Some workloads (like the hackbench reported by lkp) do not like
over-scheduling. We can see that the preemption rate has been
increased by 2.2%:

1.654e+08 +2.2% 1.69e+08 hackbench.time.involuntary_context_switches

Restore its previous check criterion.

Fixes: 85e511df3cec ("sched/eevdf: Allow shorter slices to wakeup-preempt")
Reported-by: kernel test robot <oliver.sang@xxxxxxxxx>
Closes: https://lore.kernel.org/oe-lkp/202409231416.9403c2e9-oliver.sang@xxxxxxxxx
Suggested-by: K Prateek Nayak <kprateek.nayak@xxxxxxx>
Tested-by: K Prateek Nayak <kprateek.nayak@xxxxxxx>
Signed-off-by: Chen Yu <yu.c.chen@xxxxxxxxx>
---
v1->v2:
Check cfs_rq->nr_running instead of rq->nr_running(K Prateek Nayak)
---
kernel/sched/fair.c | 2 +-
1 file changed, 1 insertion(+), 1 deletion(-)

diff --git a/kernel/sched/fair.c b/kernel/sched/fair.c
index 225b31aaee55..53a351b18740 100644
--- a/kernel/sched/fair.c
+++ b/kernel/sched/fair.c
@@ -1247,7 +1247,7 @@ static void update_curr(struct cfs_rq *cfs_rq)
account_cfs_rq_runtime(cfs_rq, delta_exec);
- if (rq->nr_running == 1)
+ if (cfs_rq->nr_running == 1)
return;
Hi Yu,

I'm wondering if commit 85e511df3cec wants to give more chances to do
resched just in case there are 'short slices' tasks ready in the other cfs
hierarchy.
Does something like rq->cfs->nr_running == 1 make more sense? But
maybe it helps less than 'cfs_rq->nr_running == 1' in this hackbench case.


Thanks for taking a look.

It could be possible that Peter wanted the short tasks to preempt other quickly.
If I understand correctly, when we say preemption, we usually consider two
tasks which are in the same cfs_rq(level). For example, check_preempt_wakeup_fair()
iterates the hierarchy from down-up until the current task and the wakee are in the
same level via find_matching_se(&se, &pse), then check if the wakee can preempt the
current.

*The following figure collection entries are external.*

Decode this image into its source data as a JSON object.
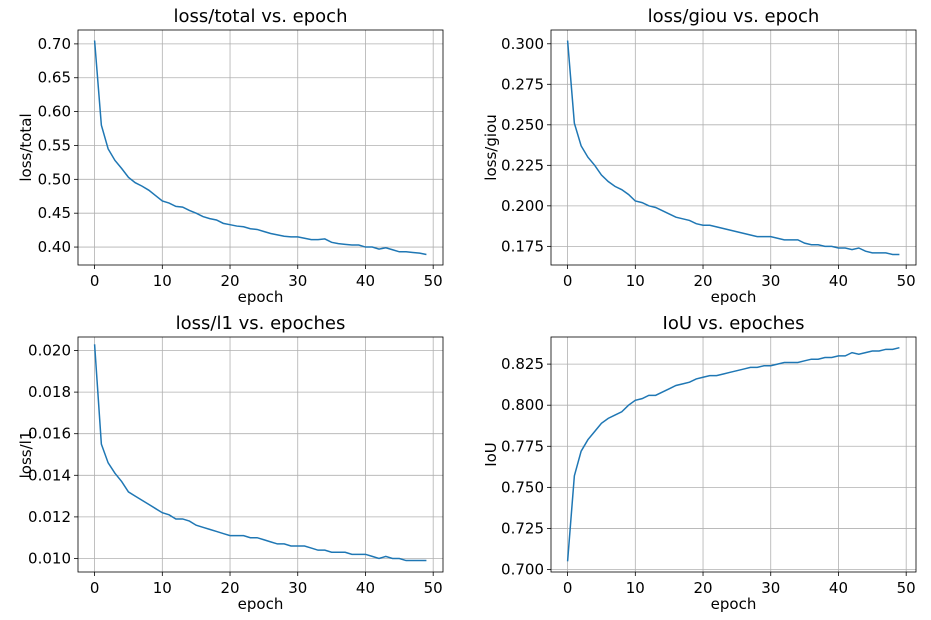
{
  "chart_data": [
    {
      "type": "line",
      "title": "loss/total vs. epoch",
      "xlabel": "epoch",
      "ylabel": "loss/total",
      "xlim": [
        -2.45,
        51.45
      ],
      "ylim": [
        0.3735,
        0.7205
      ],
      "xticks": [
        0,
        10,
        20,
        30,
        40,
        50
      ],
      "xtick_labels": [
        "0",
        "10",
        "20",
        "30",
        "40",
        "50"
      ],
      "yticks": [
        0.4,
        0.45,
        0.5,
        0.55,
        0.6,
        0.65,
        0.7
      ],
      "ytick_labels": [
        "0.40",
        "0.45",
        "0.50",
        "0.55",
        "0.60",
        "0.65",
        "0.70"
      ],
      "grid": true,
      "color": "#1f77b4",
      "x": [
        0,
        1,
        2,
        3,
        4,
        5,
        6,
        7,
        8,
        9,
        10,
        11,
        12,
        13,
        14,
        15,
        16,
        17,
        18,
        19,
        20,
        21,
        22,
        23,
        24,
        25,
        26,
        27,
        28,
        29,
        30,
        31,
        32,
        33,
        34,
        35,
        36,
        37,
        38,
        39,
        40,
        41,
        42,
        43,
        44,
        45,
        46,
        47,
        48,
        49
      ],
      "y": [
        0.705,
        0.58,
        0.545,
        0.528,
        0.516,
        0.503,
        0.495,
        0.49,
        0.484,
        0.476,
        0.468,
        0.465,
        0.46,
        0.459,
        0.454,
        0.45,
        0.445,
        0.442,
        0.44,
        0.435,
        0.433,
        0.431,
        0.43,
        0.427,
        0.426,
        0.423,
        0.42,
        0.418,
        0.416,
        0.415,
        0.415,
        0.413,
        0.411,
        0.411,
        0.412,
        0.407,
        0.405,
        0.404,
        0.403,
        0.403,
        0.4,
        0.4,
        0.397,
        0.399,
        0.396,
        0.393,
        0.393,
        0.392,
        0.391,
        0.389
      ]
    },
    {
      "type": "line",
      "title": "loss/giou vs. epoch",
      "xlabel": "epoch",
      "ylabel": "loss/giou",
      "xlim": [
        -2.45,
        51.45
      ],
      "ylim": [
        0.1635,
        0.3085
      ],
      "xticks": [
        0,
        10,
        20,
        30,
        40,
        50
      ],
      "xtick_labels": [
        "0",
        "10",
        "20",
        "30",
        "40",
        "50"
      ],
      "yticks": [
        0.175,
        0.2,
        0.225,
        0.25,
        0.275,
        0.3
      ],
      "ytick_labels": [
        "0.175",
        "0.200",
        "0.225",
        "0.250",
        "0.275",
        "0.300"
      ],
      "grid": true,
      "color": "#1f77b4",
      "x": [
        0,
        1,
        2,
        3,
        4,
        5,
        6,
        7,
        8,
        9,
        10,
        11,
        12,
        13,
        14,
        15,
        16,
        17,
        18,
        19,
        20,
        21,
        22,
        23,
        24,
        25,
        26,
        27,
        28,
        29,
        30,
        31,
        32,
        33,
        34,
        35,
        36,
        37,
        38,
        39,
        40,
        41,
        42,
        43,
        44,
        45,
        46,
        47,
        48,
        49
      ],
      "y": [
        0.302,
        0.251,
        0.237,
        0.23,
        0.225,
        0.219,
        0.215,
        0.212,
        0.21,
        0.207,
        0.203,
        0.202,
        0.2,
        0.199,
        0.197,
        0.195,
        0.193,
        0.192,
        0.191,
        0.189,
        0.188,
        0.188,
        0.187,
        0.186,
        0.185,
        0.184,
        0.183,
        0.182,
        0.181,
        0.181,
        0.181,
        0.18,
        0.179,
        0.179,
        0.179,
        0.177,
        0.176,
        0.176,
        0.175,
        0.175,
        0.174,
        0.174,
        0.173,
        0.174,
        0.172,
        0.171,
        0.171,
        0.171,
        0.17,
        0.17
      ]
    },
    {
      "type": "line",
      "title": "loss/l1 vs. epoches",
      "xlabel": "epoch",
      "ylabel": "loss/l1",
      "xlim": [
        -2.45,
        51.45
      ],
      "ylim": [
        0.00935,
        0.02065
      ],
      "xticks": [
        0,
        10,
        20,
        30,
        40,
        50
      ],
      "xtick_labels": [
        "0",
        "10",
        "20",
        "30",
        "40",
        "50"
      ],
      "yticks": [
        0.01,
        0.012,
        0.014,
        0.016,
        0.018,
        0.02
      ],
      "ytick_labels": [
        "0.010",
        "0.012",
        "0.014",
        "0.016",
        "0.018",
        "0.020"
      ],
      "grid": true,
      "color": "#1f77b4",
      "x": [
        0,
        1,
        2,
        3,
        4,
        5,
        6,
        7,
        8,
        9,
        10,
        11,
        12,
        13,
        14,
        15,
        16,
        17,
        18,
        19,
        20,
        21,
        22,
        23,
        24,
        25,
        26,
        27,
        28,
        29,
        30,
        31,
        32,
        33,
        34,
        35,
        36,
        37,
        38,
        39,
        40,
        41,
        42,
        43,
        44,
        45,
        46,
        47,
        48,
        49
      ],
      "y": [
        0.0203,
        0.0155,
        0.0146,
        0.0141,
        0.0137,
        0.0132,
        0.013,
        0.0128,
        0.0126,
        0.0124,
        0.0122,
        0.0121,
        0.0119,
        0.0119,
        0.0118,
        0.0116,
        0.0115,
        0.0114,
        0.0113,
        0.0112,
        0.0111,
        0.0111,
        0.0111,
        0.011,
        0.011,
        0.0109,
        0.0108,
        0.0107,
        0.0107,
        0.0106,
        0.0106,
        0.0106,
        0.0105,
        0.0104,
        0.0104,
        0.0103,
        0.0103,
        0.0103,
        0.0102,
        0.0102,
        0.0102,
        0.0101,
        0.01,
        0.0101,
        0.01,
        0.01,
        0.0099,
        0.0099,
        0.0099,
        0.0099
      ]
    },
    {
      "type": "line",
      "title": "IoU vs. epoches",
      "xlabel": "epoch",
      "ylabel": "IoU",
      "xlim": [
        -2.45,
        51.45
      ],
      "ylim": [
        0.6985,
        0.8415
      ],
      "xticks": [
        0,
        10,
        20,
        30,
        40,
        50
      ],
      "xtick_labels": [
        "0",
        "10",
        "20",
        "30",
        "40",
        "50"
      ],
      "yticks": [
        0.7,
        0.725,
        0.75,
        0.775,
        0.8,
        0.825
      ],
      "ytick_labels": [
        "0.700",
        "0.725",
        "0.750",
        "0.775",
        "0.800",
        "0.825"
      ],
      "grid": true,
      "color": "#1f77b4",
      "x": [
        0,
        1,
        2,
        3,
        4,
        5,
        6,
        7,
        8,
        9,
        10,
        11,
        12,
        13,
        14,
        15,
        16,
        17,
        18,
        19,
        20,
        21,
        22,
        23,
        24,
        25,
        26,
        27,
        28,
        29,
        30,
        31,
        32,
        33,
        34,
        35,
        36,
        37,
        38,
        39,
        40,
        41,
        42,
        43,
        44,
        45,
        46,
        47,
        48,
        49
      ],
      "y": [
        0.705,
        0.757,
        0.772,
        0.779,
        0.784,
        0.789,
        0.792,
        0.794,
        0.796,
        0.8,
        0.803,
        0.804,
        0.806,
        0.806,
        0.808,
        0.81,
        0.812,
        0.813,
        0.814,
        0.816,
        0.817,
        0.818,
        0.818,
        0.819,
        0.82,
        0.821,
        0.822,
        0.823,
        0.823,
        0.824,
        0.824,
        0.825,
        0.826,
        0.826,
        0.826,
        0.827,
        0.828,
        0.828,
        0.829,
        0.829,
        0.83,
        0.83,
        0.832,
        0.831,
        0.832,
        0.833,
        0.833,
        0.834,
        0.834,
        0.835
      ]
    }
  ]
}
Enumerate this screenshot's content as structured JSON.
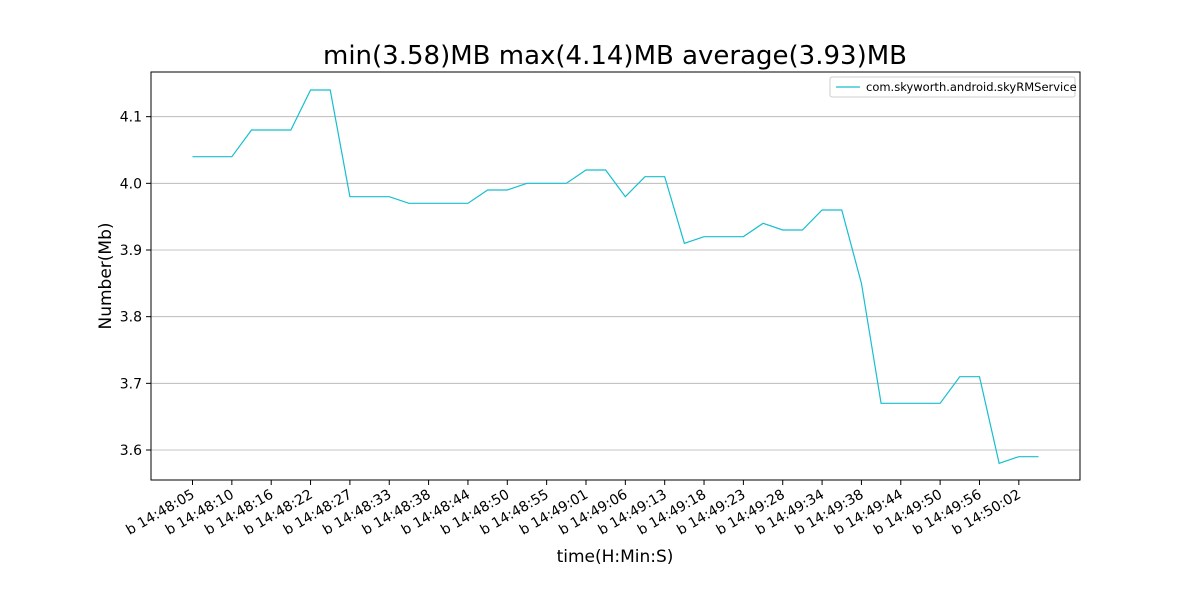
{
  "chart_data": {
    "type": "line",
    "title": "min(3.58)MB max(4.14)MB average(3.93)MB",
    "xlabel": "time(H:Min:S)",
    "ylabel": "Number(Mb)",
    "ylim": [
      3.555,
      4.167
    ],
    "yticks": [
      3.6,
      3.7,
      3.8,
      3.9,
      4.0,
      4.1
    ],
    "ytick_labels": [
      "3.6",
      "3.7",
      "3.8",
      "3.9",
      "4.0",
      "4.1"
    ],
    "xtick_labels": [
      "b 14:48:05",
      "b 14:48:10",
      "b 14:48:16",
      "b 14:48:22",
      "b 14:48:27",
      "b 14:48:33",
      "b 14:48:38",
      "b 14:48:44",
      "b 14:48:50",
      "b 14:48:55",
      "b 14:49:01",
      "b 14:49:06",
      "b 14:49:13",
      "b 14:49:18",
      "b 14:49:23",
      "b 14:49:28",
      "b 14:49:34",
      "b 14:49:38",
      "b 14:49:44",
      "b 14:49:50",
      "b 14:49:56",
      "b 14:50:02"
    ],
    "grid": "horizontal",
    "legend_position": "top-right",
    "series": [
      {
        "name": "com.skyworth.android.skyRMService",
        "color": "#17becf",
        "values": [
          4.04,
          4.04,
          4.04,
          4.08,
          4.08,
          4.08,
          4.14,
          4.14,
          3.98,
          3.98,
          3.98,
          3.97,
          3.97,
          3.97,
          3.97,
          3.99,
          3.99,
          4.0,
          4.0,
          4.0,
          4.02,
          4.02,
          3.98,
          4.01,
          4.01,
          3.91,
          3.92,
          3.92,
          3.92,
          3.94,
          3.93,
          3.93,
          3.96,
          3.96,
          3.85,
          3.67,
          3.67,
          3.67,
          3.67,
          3.71,
          3.71,
          3.58,
          3.59,
          3.59
        ]
      }
    ]
  }
}
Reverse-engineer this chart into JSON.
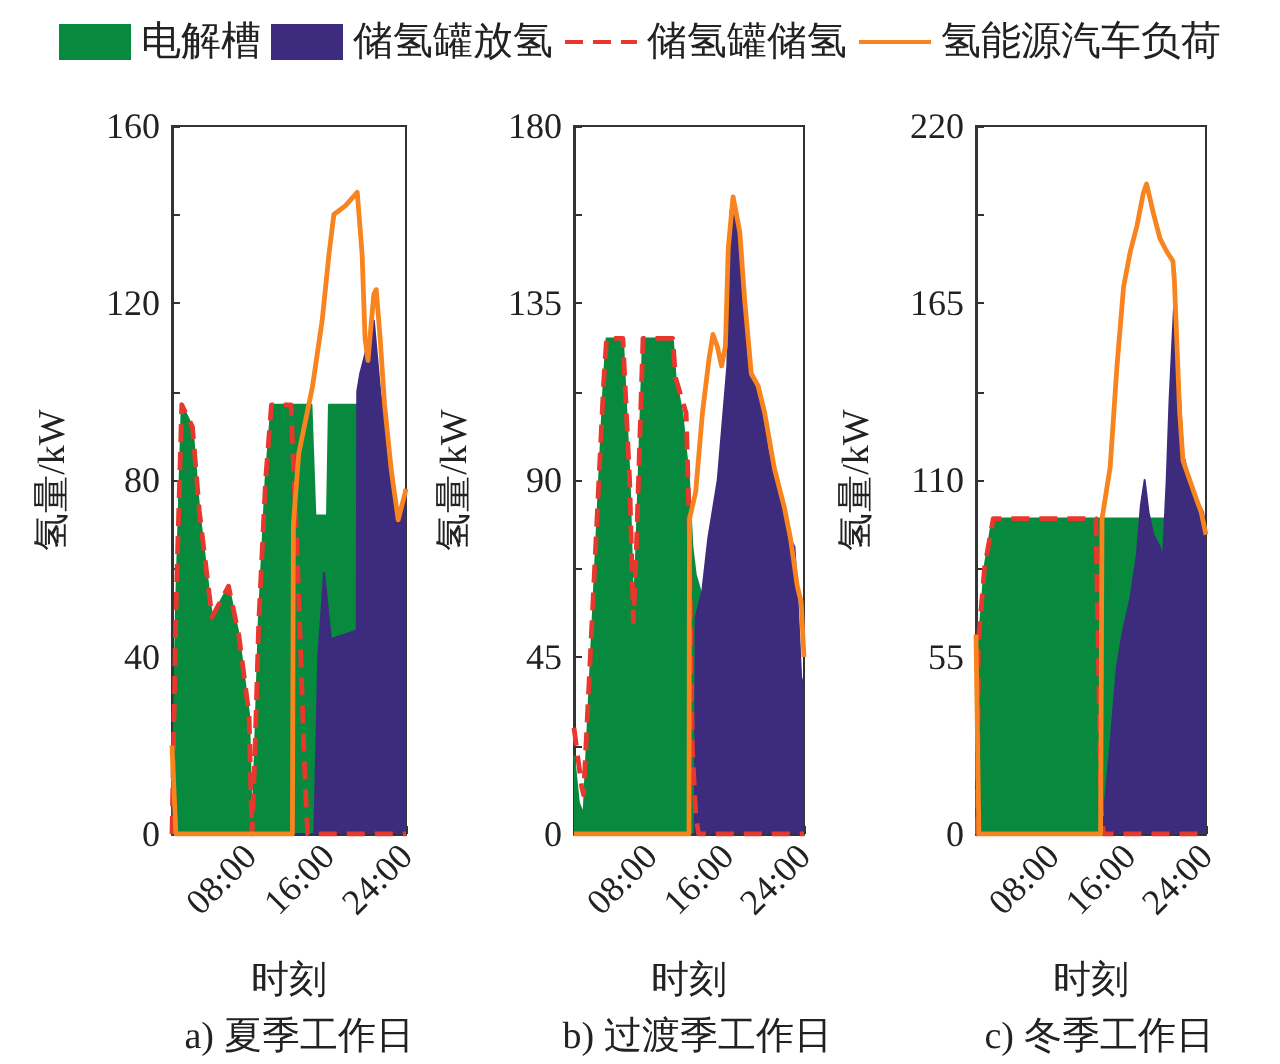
{
  "chart_data": [
    {
      "type": "area",
      "title": "a) 夏季工作日",
      "xlabel": "时刻",
      "ylabel": "氢量/kW",
      "legend": "top",
      "xlim": [
        0,
        24
      ],
      "xticks": [
        {
          "value": 8,
          "label": "08:00"
        },
        {
          "value": 16,
          "label": "16:00"
        },
        {
          "value": 24,
          "label": "24:00"
        }
      ],
      "ylim": [
        0,
        160
      ],
      "yticks": [
        0,
        {
          "value": 20,
          "label": null
        },
        40,
        {
          "value": 60,
          "label": null
        },
        80,
        {
          "value": 100,
          "label": null
        },
        120,
        {
          "value": 140,
          "label": null
        },
        160
      ],
      "series": [
        {
          "name": "电解槽",
          "color": "#078a3e",
          "x": [
            0,
            0.4,
            1.0,
            2.1,
            2.8,
            4.1,
            5.8,
            6.85,
            7.9,
            8.2,
            8.5,
            8.9,
            9.6,
            10.2,
            14.3,
            14.7,
            15.9,
            16.1,
            18.9,
            19.0
          ],
          "values": [
            0,
            50,
            97,
            92,
            73,
            49,
            56,
            45,
            27,
            0,
            18,
            48,
            80,
            97,
            97,
            72,
            72,
            97,
            97,
            0
          ]
        },
        {
          "name": "储氢罐放氢",
          "color": "#3d2b7d",
          "x": [
            0,
            0.3,
            14.6,
            15.0,
            15.6,
            16.3,
            18.95,
            19.0,
            19.3,
            20.0,
            20.7,
            21.35,
            22.4,
            23.05,
            23.7,
            24
          ],
          "values": [
            10,
            0,
            0,
            40,
            59,
            44,
            46,
            100,
            104,
            110,
            116,
            100,
            82,
            71,
            75,
            76
          ]
        },
        {
          "name": "储氢罐储氢",
          "type": "line",
          "line_style": "dashed",
          "color": "#e8382e",
          "x": [
            0,
            0.1,
            0.4,
            1.0,
            2.1,
            2.8,
            4.1,
            5.8,
            6.85,
            7.9,
            8.2,
            8.5,
            8.9,
            9.6,
            10.2,
            12.2,
            12.9,
            13.6,
            13.9,
            24
          ],
          "values": [
            0,
            0,
            50,
            97,
            92,
            73,
            49,
            56,
            45,
            27,
            0,
            18,
            48,
            80,
            97,
            97,
            60,
            15,
            0,
            0
          ]
        },
        {
          "name": "氢能源汽车负荷",
          "type": "line",
          "color": "#f7841f",
          "x": [
            0,
            0.4,
            12.35,
            12.45,
            13.0,
            14.4,
            15.4,
            16.1,
            16.6,
            17.8,
            19.0,
            19.5,
            19.8,
            20.1,
            20.7,
            20.95,
            21.35,
            21.8,
            22.5,
            23.2,
            23.9,
            24
          ],
          "values": [
            20,
            0,
            0,
            70,
            86,
            101,
            116,
            131,
            140,
            142,
            145,
            131,
            112,
            107,
            122,
            123,
            112,
            97,
            82,
            71,
            77,
            78
          ]
        }
      ]
    },
    {
      "type": "area",
      "title": "b) 过渡季工作日",
      "xlabel": "时刻",
      "ylabel": "氢量/kW",
      "xlim": [
        0,
        24
      ],
      "xticks": [
        {
          "value": 8,
          "label": "08:00"
        },
        {
          "value": 16,
          "label": "16:00"
        },
        {
          "value": 24,
          "label": "24:00"
        }
      ],
      "ylim": [
        0,
        180
      ],
      "yticks": [
        0,
        {
          "value": 22.5,
          "label": null
        },
        45,
        {
          "value": 67.5,
          "label": null
        },
        90,
        {
          "value": 112.5,
          "label": null
        },
        135,
        {
          "value": 157.5,
          "label": null
        },
        180
      ],
      "series": [
        {
          "color": "#078a3e",
          "x": [
            0,
            0.5,
            1.0,
            3.1,
            3.4,
            5.1,
            5.8,
            6.2,
            6.5,
            7.2,
            10.3,
            10.6,
            11.3,
            12.0,
            12.35,
            12.7,
            13.4,
            13.45
          ],
          "values": [
            20,
            8,
            5,
            115,
            126,
            126,
            90,
            54,
            72,
            126,
            126,
            116,
            107,
            90,
            73,
            66,
            60,
            0
          ]
        },
        {
          "color": "#3d2b7d",
          "x": [
            0,
            12.6,
            12.7,
            13.4,
            14.0,
            15.0,
            16.0,
            16.3,
            16.6,
            17.3,
            17.8,
            18.2,
            18.9,
            19.5,
            20.2,
            21.3,
            22.3,
            23.0,
            23.3,
            23.7,
            24
          ],
          "values": [
            0,
            0,
            55,
            62,
            75,
            90,
            119,
            158,
            161,
            152,
            136,
            119,
            115,
            112,
            98,
            87,
            76,
            73,
            61,
            40,
            37
          ]
        },
        {
          "type": "line",
          "line_style": "dashed",
          "color": "#e8382e",
          "x": [
            0,
            0.8,
            1.0,
            3.1,
            3.4,
            5.1,
            5.8,
            6.2,
            6.5,
            7.2,
            10.3,
            10.6,
            11.7,
            12.0,
            12.35,
            12.7,
            13.0,
            24
          ],
          "values": [
            27,
            12,
            10,
            115,
            126,
            126,
            90,
            54,
            72,
            126,
            126,
            116,
            107,
            81,
            22,
            5,
            0,
            0
          ]
        },
        {
          "type": "line",
          "color": "#f7841f",
          "x": [
            0,
            12.0,
            12.05,
            12.7,
            13.4,
            14.1,
            14.5,
            14.95,
            15.4,
            15.8,
            16.1,
            16.6,
            17.3,
            17.8,
            18.5,
            19.2,
            19.9,
            20.9,
            21.95,
            22.6,
            23.3,
            23.7,
            24
          ],
          "values": [
            0,
            0,
            80,
            87,
            107,
            121,
            127,
            124,
            119,
            124,
            149,
            162,
            153,
            136,
            117,
            114,
            107,
            93,
            83,
            75,
            63,
            59,
            45
          ]
        }
      ]
    },
    {
      "type": "area",
      "title": "c) 冬季工作日",
      "xlabel": "时刻",
      "ylabel": "氢量/kW",
      "xlim": [
        0,
        24
      ],
      "xticks": [
        {
          "value": 8,
          "label": "08:00"
        },
        {
          "value": 16,
          "label": "16:00"
        },
        {
          "value": 24,
          "label": "24:00"
        }
      ],
      "ylim": [
        0,
        220
      ],
      "yticks": [
        0,
        {
          "value": 27.5,
          "label": null
        },
        55,
        {
          "value": 82.5,
          "label": null
        },
        110,
        {
          "value": 137.5,
          "label": null
        },
        165,
        {
          "value": 192.5,
          "label": null
        },
        220
      ],
      "series": [
        {
          "color": "#078a3e",
          "x": [
            0,
            0.2,
            0.9,
            1.6,
            2.0,
            19.9,
            19.95
          ],
          "values": [
            0,
            56,
            83,
            96,
            98,
            98,
            0
          ]
        },
        {
          "color": "#3d2b7d",
          "x": [
            0,
            0.3,
            12.97,
            13.3,
            14.0,
            14.7,
            15.4,
            16.1,
            16.8,
            17.2,
            17.6,
            18.0,
            18.5,
            19.2,
            19.5,
            19.9,
            20.2,
            20.7,
            21.0,
            21.6,
            22.3,
            23.0,
            23.7,
            24
          ],
          "values": [
            15,
            0,
            0,
            5,
            27,
            52,
            64,
            73,
            87,
            102,
            110,
            100,
            93,
            89,
            85,
            110,
            135,
            166,
            152,
            118,
            110,
            104,
            100,
            93
          ]
        },
        {
          "type": "line",
          "line_style": "dashed",
          "color": "#e8382e",
          "x": [
            0,
            0.15,
            0.25,
            0.9,
            1.8,
            12.5,
            12.8,
            13.0,
            13.3,
            24
          ],
          "values": [
            0,
            0,
            60,
            83,
            98,
            98,
            50,
            10,
            0,
            0
          ]
        },
        {
          "type": "line",
          "color": "#f7841f",
          "x": [
            0,
            0.3,
            13.0,
            13.15,
            14.0,
            14.7,
            15.4,
            16.1,
            16.8,
            17.45,
            17.8,
            18.5,
            19.2,
            19.9,
            20.55,
            20.7,
            21.25,
            21.6,
            22.3,
            23.0,
            23.5,
            24
          ],
          "values": [
            62,
            0,
            0,
            98,
            114,
            145,
            170,
            181,
            189,
            199,
            202,
            193,
            185,
            181,
            178,
            172,
            131,
            116,
            110,
            104,
            100,
            93
          ]
        }
      ]
    }
  ]
}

This should be consistent with the tick preemption in update_curr(). And
whether the short task should preempt the current is checked by
update_curr() -> did_preempt_short(), rather than checking the cfs_rq->nr_running/nr_h_running
I suppose.

Hi Yu,

Yep, I understand the preemption should happen in the same cfs level. Just not sure the purpose of the 'nr_running check' stuff. Perhaps its role is just to judge whether it’s necessary to do the preemption check. If there is at least one more ready (cfs) task in the rq and current is not eligible, we take care of the waiting tasks. Thoughts?

Thanks,
Honglei

Thanks,
Chenyu